How many BBC programmes does it take to change a zeitgeist? Not sure yet, but the last month has been a good start.  Even before the Andrew Neil interview with Farooq Murad of the Muslim Council of Britain, there was  Sunday Morning  Live which asked: Are Muslims doing enough to stop the radicalisation of young people?  On the panel was  Muhammad Al-Husseini, about whom I have posted previously and who is involved in this event, which promises a further shift in tectonic plates:

Also on the Sunday Morning Live panel were   Yvonne Ridley, Peter Hitchens, counter terrorism researcher  Usama Hasan, Professor Peter Neumann, Director of the International Centre for the Study of Radicalisation,  and Yasmin Alibhai Brown.

Give this line-up, the civil tone of  discussion, conducted  by the very able Samira Ahmed, was a pleasant surprise.

You can watch the clip here.

Ridley lamented that political discussion was banned in mosques,  whereas when she was still a Christian, in St James Piccadilly, political discussion was part of the programme. (Like this, perhaps?)

She added that discussion was also being closed down in universities, to which Usama Hasan pointed out that it was the extremists who in some cases had shut down discussion in those places.

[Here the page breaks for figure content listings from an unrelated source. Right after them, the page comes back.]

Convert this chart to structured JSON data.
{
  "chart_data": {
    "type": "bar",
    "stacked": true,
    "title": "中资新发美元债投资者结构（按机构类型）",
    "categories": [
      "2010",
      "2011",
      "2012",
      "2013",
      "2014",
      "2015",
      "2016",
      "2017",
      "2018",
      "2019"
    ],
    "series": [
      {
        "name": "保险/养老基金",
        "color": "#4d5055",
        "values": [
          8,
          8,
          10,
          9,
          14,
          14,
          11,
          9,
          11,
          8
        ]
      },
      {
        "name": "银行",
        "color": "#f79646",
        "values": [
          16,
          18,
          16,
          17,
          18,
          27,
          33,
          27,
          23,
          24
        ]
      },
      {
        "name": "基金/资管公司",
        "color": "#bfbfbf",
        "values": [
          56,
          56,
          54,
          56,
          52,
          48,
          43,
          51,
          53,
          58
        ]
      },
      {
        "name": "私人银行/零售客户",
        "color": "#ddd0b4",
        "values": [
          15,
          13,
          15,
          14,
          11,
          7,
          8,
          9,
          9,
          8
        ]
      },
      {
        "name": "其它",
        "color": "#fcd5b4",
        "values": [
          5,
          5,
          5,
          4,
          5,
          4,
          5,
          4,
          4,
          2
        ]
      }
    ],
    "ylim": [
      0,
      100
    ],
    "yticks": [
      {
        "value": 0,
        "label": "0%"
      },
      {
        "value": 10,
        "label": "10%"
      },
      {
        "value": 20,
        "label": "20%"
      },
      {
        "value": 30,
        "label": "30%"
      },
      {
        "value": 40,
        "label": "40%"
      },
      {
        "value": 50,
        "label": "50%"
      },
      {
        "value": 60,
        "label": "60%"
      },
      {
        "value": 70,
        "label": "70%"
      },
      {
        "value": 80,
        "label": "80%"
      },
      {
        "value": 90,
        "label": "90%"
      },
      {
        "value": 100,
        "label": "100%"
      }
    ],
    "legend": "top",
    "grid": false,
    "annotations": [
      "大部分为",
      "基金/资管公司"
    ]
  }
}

Yasmin Alibhai Brown continued to impress, as she has done lately, in her response  (at 14.20 in). She described how she was subject to threats and pressure in response to her reasoned debate on subjects such as hijab. She saw a problem now with a growing idea that you could never belong to the societies in which you live.

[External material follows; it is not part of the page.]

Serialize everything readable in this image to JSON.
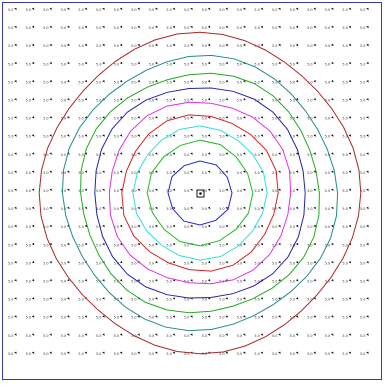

Significantly, Samira Ahmed observed at this point that along with a growing conservatism in the public face of Islam in the UK, there is a growing sectarianism; for example, she said, there were a lot more attacks on Ahmadiyya Muslims in modern Britain.

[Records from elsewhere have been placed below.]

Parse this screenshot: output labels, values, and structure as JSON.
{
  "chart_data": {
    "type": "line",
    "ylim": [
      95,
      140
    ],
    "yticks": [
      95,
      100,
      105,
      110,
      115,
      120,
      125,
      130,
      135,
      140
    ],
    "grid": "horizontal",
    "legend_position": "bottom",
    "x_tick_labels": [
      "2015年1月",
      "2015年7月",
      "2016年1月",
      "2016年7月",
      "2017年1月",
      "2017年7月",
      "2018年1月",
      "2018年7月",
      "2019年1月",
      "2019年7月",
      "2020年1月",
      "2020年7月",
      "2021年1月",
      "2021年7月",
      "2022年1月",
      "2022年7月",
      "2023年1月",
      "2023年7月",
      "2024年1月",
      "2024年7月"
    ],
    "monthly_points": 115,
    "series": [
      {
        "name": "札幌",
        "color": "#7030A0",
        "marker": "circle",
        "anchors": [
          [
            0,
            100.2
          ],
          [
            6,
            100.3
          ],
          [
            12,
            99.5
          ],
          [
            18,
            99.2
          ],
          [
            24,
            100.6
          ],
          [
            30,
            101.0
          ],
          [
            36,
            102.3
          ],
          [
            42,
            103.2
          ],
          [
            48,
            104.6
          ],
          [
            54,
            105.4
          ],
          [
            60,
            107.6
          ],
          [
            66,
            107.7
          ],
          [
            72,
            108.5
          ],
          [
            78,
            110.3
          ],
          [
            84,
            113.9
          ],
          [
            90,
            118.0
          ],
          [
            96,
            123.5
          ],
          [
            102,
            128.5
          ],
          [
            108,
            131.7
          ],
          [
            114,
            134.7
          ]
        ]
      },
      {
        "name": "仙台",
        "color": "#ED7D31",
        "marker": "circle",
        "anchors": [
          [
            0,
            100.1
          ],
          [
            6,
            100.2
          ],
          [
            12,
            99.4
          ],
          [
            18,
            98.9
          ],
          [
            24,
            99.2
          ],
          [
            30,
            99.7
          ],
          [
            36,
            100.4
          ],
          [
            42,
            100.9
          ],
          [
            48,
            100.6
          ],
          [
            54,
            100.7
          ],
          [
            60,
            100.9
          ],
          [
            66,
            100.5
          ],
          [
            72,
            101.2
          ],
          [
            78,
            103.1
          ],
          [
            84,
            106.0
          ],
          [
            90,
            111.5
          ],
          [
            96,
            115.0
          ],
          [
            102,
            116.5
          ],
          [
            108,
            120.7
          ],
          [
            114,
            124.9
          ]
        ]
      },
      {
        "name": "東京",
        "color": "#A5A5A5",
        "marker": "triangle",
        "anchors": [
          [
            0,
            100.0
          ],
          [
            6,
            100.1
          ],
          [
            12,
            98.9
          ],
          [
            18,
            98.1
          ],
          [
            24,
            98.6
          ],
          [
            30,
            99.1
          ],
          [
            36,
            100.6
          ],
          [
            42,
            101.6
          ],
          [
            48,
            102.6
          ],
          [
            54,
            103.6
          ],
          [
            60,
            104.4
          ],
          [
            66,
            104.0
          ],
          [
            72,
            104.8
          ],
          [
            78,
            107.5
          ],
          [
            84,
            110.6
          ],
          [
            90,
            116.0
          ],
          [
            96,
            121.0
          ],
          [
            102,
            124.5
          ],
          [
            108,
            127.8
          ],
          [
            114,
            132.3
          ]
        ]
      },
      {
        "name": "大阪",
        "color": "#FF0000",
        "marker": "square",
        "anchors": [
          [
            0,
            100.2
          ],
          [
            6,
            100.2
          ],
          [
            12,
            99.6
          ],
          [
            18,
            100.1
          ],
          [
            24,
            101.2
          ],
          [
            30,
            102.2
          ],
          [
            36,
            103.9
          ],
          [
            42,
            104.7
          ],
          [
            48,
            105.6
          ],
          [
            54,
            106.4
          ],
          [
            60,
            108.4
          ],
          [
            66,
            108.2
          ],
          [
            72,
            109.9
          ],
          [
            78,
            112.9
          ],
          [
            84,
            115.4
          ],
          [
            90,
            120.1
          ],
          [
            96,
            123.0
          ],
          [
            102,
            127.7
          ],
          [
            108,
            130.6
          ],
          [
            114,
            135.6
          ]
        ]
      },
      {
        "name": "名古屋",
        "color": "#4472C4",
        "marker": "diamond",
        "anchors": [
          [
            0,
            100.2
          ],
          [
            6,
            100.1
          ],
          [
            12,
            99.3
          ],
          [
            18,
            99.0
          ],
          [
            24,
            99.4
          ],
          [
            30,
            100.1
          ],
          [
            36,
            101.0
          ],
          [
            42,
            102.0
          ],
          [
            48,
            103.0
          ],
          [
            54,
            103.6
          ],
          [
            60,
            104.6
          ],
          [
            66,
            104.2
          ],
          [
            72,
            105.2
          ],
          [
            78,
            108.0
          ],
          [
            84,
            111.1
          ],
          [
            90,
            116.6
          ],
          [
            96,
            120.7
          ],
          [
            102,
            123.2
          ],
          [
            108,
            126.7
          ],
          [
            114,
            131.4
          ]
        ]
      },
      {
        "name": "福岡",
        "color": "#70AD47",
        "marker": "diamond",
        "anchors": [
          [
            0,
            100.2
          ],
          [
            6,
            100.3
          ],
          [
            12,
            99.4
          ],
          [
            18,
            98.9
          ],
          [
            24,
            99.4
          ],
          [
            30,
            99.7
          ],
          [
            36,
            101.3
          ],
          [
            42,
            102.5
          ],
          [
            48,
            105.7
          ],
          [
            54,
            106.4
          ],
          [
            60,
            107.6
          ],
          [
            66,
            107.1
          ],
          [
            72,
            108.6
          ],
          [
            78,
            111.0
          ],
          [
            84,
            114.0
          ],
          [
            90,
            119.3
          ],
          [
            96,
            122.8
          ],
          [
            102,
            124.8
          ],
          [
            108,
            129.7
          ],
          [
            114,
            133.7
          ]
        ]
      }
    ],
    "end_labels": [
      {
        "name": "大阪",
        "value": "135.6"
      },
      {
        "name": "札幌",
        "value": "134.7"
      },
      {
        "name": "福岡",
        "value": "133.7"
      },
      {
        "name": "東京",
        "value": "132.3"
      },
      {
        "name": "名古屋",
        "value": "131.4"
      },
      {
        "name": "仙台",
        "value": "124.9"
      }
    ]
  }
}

Yasmin lamented that it appeared there was only one way to be a Muslim now. It was bad enough when others say you can’t belong, but it is worse when we start saying we don’t want to belong.

After hearing what Muhammad had to say (starting at 14.25) Alibhai Brown was wide eyed with admiration:  “he speaks for so many of us. What he has had the courage to say, even I sometimes don’t have the courage to say.”

Ridley’s solution to radicalisation was to open discussion at universities, and bring in “the so-called extremists”. “University students are not idiots, if someone is spouting nonsense, they are not going to be sucked in.”  Said the no-nonsense Ridley.

Yvonne was particularly exercised  by criticisms by Muhammad of groups (such as the MCB) You cannot talk about interfaith and talk about exclusion. It was just not acceptable as far as she is concerned,  to talk about excluding any groups, especially in an interfaith situation.

I am sure Yvonne would be disturbed then, to learn that the Interfaith Network does have a problem with certain groups whom it bars from membership,  Amhadiyya Muslims being  just one such group.

I look forward to learning more about this at the event on Tuesday evening.